Investors don’t buy British American Tobacco (LSE: BATS) shares expecting capital growth. Mostly they’re after the dividend income and there’s nothing wrong with that.
Who cares if the company’s share price is consistently heading south, provided investors can bag a yield of 7% or 8% a year along the way? That’s the argument in favour of buying the cigarette giant’s shares, crudely put.
Right now, the shares actually deliver an incredibly attractive yield of 9.38% a year, one of the most spectacular on the entire FTSE 100.
It’s all about the income
Markets predict this will increase to 10.3% in 2023 and 10.5% in 2024. With interest rates, bond yields and cash savings all likely to fall next year, that looks like an unmissable rate of income. An average yield of 10% would double my money in less than eight years, even if the share price does not rise at all in that time.
Yet there’s a problem with this argument. One of the big attraction of a high dividend is reinvesting it back into the stock, which helps turbocharge overall performance. The sums don’t work half as well if the share price is consistently falling, though. And that’s what’s been happening to British American Tobacco.
Its shares have crashed – yes that’s the right word – 30.33% over the last year, one of the biggest losses on the entire FTSE 100. Only Fresnillo, St James’s Place and Anglo American have fared worse.

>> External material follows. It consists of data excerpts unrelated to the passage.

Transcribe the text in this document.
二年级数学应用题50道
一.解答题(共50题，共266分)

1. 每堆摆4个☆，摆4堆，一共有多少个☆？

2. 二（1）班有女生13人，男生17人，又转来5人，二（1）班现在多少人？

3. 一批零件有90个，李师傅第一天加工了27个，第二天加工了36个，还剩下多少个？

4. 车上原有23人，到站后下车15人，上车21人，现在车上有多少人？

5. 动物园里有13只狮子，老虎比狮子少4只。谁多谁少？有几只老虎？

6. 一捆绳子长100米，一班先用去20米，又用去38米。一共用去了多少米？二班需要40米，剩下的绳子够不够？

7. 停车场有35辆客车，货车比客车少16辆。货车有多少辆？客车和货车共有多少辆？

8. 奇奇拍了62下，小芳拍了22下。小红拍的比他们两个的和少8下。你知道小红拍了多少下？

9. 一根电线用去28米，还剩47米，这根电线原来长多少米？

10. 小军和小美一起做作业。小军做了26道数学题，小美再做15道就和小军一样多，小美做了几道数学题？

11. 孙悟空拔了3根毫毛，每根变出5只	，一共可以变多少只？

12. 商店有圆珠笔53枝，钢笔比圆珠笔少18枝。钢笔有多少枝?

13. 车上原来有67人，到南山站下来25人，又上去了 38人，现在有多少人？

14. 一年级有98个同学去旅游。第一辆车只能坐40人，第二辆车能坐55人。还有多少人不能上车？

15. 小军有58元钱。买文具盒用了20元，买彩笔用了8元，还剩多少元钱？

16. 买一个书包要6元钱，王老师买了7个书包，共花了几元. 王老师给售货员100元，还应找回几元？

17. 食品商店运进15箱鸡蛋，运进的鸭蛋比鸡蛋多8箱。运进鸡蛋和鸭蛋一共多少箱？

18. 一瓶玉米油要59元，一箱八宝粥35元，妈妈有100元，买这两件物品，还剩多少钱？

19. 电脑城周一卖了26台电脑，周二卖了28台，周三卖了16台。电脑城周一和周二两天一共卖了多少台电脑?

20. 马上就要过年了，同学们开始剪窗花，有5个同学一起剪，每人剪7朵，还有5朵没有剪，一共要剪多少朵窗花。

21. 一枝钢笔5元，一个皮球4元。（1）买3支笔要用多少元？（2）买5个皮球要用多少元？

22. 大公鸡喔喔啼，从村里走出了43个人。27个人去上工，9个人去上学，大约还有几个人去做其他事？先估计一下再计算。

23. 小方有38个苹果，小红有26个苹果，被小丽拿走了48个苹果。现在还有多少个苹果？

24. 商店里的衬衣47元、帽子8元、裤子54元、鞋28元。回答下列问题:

If I’d invested £10,000 in British American Tobacco 12 months ago, when it traded at 3,314p, I’d have picked up around 301 shares. Today, with the stock trading at 2,320p, those same shares would be worth just £6,983.
However, I’d also have received that famous dividend. Based on the full-year 2022 dividend of 217.8p per share, my 301 shares would have given me income of £656.
That would pare my losses but I’d still have just £7,639. That’s a paper loss of £2,361. My dividend income will have been dwarfed by the capital loss.
Of course, every share price has its ups and downs. This can actually benefit dividend shares, especially during the wealth building stage, as reinvested dividends will pick up more stock at the lower price. Yet if the stock has reduced growth potential, the sums don’t work half as well.
Better dividend opportunities
British American Tobacco is not necessarily destined to carry on falling. It’s been struggling for years, but is dirt cheap, trading at just 6.22 times earnings. That offers a cushion against further share price falls, and may attract buyers.
Tobacco is a dying industry, in more ways than one, but British American Tobacco can profit by taking a large share of a shrinking sector. It has boosted its volume share leadership through the power of its five global brands Dunhill, Kent, Lucky Strike, Pall Mall and Rothmans.
It also throws off plenty of cash – even in a downturn – because its customers are literally addicted to what it sells. And it isn’t afraid to court controversy by assertively targeting new customers through vaping and e-cigarettes.
Personally, I don’t buy tobacco stocks, but even if I did, I’d avoid British American Tobacco. I love a high dividend, but I like the opportunity for a bit of share price growth too. Plenty of other FTSE 100 stocks give me a shot at both.